Dr Jessica Bugg
Embodied Design and Communication: Drawing with the Body and Cloth
This paper focuses on the development of a new practice led
research project that extends my ongoing exploration of design methods for
costume and performance at the intersection of fashion, art and performance
practices. This work is part of a collaborative project between a
small group of researchers at London College of Fashion with the National
Gallery in London. My research and
practice within this project focuses on the idea of symbiotic development of clothing
design and choreography in response to interpreted narratives in a particular
painting ‘A detail from The Tempest’ by Peder Balke, about 1862.
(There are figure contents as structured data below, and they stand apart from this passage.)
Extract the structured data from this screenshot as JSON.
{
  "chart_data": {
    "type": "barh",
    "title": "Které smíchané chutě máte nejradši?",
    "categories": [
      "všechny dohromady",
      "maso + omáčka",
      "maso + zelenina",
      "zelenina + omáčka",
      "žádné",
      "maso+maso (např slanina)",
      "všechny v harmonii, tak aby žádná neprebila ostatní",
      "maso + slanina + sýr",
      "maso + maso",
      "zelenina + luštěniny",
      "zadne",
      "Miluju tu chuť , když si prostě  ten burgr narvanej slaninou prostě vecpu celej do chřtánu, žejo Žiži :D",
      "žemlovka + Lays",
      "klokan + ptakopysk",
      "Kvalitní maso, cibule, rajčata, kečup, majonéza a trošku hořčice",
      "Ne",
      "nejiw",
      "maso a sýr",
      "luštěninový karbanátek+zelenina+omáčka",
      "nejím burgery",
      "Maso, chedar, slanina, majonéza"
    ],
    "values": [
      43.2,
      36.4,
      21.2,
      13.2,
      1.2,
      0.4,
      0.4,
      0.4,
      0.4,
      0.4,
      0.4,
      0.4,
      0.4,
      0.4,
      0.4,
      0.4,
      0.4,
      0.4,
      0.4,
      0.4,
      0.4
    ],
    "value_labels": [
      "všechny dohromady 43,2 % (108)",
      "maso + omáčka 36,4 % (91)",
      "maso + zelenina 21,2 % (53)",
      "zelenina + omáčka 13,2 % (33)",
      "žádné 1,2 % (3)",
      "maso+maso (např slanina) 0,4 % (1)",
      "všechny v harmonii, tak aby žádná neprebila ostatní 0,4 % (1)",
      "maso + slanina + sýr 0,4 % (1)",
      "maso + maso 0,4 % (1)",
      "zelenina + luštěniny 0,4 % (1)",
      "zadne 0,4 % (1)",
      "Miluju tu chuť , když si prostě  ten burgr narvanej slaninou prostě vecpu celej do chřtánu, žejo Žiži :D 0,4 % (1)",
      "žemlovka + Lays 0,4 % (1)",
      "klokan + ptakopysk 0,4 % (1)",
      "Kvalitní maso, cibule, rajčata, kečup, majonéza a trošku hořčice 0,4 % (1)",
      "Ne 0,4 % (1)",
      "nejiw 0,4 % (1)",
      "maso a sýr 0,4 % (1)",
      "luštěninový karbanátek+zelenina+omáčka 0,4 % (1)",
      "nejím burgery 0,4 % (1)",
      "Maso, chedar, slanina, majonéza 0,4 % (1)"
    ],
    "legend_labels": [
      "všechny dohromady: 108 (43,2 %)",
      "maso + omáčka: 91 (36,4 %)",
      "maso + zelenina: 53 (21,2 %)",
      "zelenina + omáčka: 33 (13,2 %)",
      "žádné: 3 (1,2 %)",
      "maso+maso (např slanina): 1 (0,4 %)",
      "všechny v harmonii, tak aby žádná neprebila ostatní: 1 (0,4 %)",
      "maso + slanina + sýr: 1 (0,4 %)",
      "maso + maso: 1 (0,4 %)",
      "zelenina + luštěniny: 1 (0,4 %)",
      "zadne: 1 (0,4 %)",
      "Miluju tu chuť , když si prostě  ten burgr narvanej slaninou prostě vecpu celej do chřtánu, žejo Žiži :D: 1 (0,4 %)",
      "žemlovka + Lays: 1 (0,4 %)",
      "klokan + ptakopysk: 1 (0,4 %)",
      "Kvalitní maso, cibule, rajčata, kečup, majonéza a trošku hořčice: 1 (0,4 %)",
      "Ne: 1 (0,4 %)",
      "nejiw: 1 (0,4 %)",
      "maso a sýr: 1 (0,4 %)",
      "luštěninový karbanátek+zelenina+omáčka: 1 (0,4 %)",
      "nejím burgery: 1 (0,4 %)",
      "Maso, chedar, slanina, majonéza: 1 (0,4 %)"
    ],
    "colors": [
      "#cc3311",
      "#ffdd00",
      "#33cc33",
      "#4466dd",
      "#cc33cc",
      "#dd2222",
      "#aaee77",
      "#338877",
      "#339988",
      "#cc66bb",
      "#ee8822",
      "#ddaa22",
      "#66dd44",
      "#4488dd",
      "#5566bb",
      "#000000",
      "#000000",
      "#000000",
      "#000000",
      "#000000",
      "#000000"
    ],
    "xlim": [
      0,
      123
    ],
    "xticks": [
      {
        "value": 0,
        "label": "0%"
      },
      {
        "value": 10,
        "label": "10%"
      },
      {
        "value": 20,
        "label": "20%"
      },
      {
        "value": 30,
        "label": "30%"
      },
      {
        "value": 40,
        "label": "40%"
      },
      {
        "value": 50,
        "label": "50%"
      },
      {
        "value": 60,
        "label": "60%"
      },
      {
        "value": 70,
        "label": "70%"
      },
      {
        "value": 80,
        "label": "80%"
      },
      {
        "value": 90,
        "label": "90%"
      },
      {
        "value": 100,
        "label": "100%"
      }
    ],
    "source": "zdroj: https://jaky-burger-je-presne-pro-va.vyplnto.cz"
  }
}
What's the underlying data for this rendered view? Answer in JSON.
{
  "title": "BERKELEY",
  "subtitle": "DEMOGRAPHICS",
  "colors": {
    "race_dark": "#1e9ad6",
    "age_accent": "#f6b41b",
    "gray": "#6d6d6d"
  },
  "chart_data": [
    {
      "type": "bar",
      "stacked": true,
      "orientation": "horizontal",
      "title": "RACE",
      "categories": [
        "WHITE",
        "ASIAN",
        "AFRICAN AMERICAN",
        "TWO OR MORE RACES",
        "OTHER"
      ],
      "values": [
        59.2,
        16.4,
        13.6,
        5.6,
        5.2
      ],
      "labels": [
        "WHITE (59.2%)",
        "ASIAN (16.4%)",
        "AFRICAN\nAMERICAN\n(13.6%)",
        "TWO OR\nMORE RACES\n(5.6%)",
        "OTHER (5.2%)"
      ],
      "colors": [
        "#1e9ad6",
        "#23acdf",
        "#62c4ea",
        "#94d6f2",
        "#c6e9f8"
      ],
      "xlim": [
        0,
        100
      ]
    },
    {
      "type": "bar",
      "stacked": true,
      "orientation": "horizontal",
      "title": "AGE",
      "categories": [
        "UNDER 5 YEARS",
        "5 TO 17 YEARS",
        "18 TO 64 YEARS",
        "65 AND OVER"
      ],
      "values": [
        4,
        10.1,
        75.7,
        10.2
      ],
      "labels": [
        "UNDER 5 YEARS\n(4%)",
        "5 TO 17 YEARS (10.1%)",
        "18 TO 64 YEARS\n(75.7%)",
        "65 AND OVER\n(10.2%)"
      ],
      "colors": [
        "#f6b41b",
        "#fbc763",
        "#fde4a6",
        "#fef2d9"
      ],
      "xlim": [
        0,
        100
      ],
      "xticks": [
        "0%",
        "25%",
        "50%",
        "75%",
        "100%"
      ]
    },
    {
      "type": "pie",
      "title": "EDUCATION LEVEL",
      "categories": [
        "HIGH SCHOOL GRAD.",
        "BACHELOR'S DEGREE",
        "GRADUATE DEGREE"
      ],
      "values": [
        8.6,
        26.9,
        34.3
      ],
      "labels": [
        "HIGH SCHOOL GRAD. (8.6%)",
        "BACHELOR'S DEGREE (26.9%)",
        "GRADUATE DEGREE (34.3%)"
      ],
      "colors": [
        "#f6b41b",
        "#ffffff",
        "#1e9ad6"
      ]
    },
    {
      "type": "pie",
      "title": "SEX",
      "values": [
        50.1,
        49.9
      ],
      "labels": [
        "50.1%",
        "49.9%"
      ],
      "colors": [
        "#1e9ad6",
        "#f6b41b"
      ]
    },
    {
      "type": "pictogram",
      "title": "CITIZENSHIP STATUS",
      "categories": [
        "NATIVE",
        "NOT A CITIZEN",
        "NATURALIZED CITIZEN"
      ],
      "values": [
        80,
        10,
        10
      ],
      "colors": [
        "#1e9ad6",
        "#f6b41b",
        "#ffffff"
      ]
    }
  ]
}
The project focuses on embodied
understanding and reading and develops my recent research and writing where I
proposed that it ‘is the
shared understanding of the body and clothing that can connect designer, wearer
and viewer on an experiential level’ (Bugg 2012) The design methodology
explores the idea of drawing and sketching physically with the body and cloth
in response to both the designer and performers reactions to the painting. This
development will then be used to inform the design and production of clothing
centered physical performance.
This paper responds to the fact that costume design and
specifically costume design for contemporary dance is often applied to a
specific choreography as opposed to being central to the development of the
performance and communication itself. The project seeks to expose how clothing can be implicit in
the conceptualisation, development and communication process. The design
process within this project simultaneously develops design and movement in a
responsive dialogue within the Gallery and in response to the paintings
inherent themes, emotional and visual narratives. The work addresses the role of narrative in
design and performance and seeks to extend a sensory and experiential narrative
as opposed to a particular story or linear narrative.
Design
and movement are developed through the embodied reading of both designer and
dancer from their different disciplines and through a physical drawing process
with the body and cloth not on paper but on the body in the space. The
work seeks to highlight the potential to develop costume design and performance
as a simultaneous and fully integrated practice by focusing on this particular
approach as a type of 3D drawing or sketching.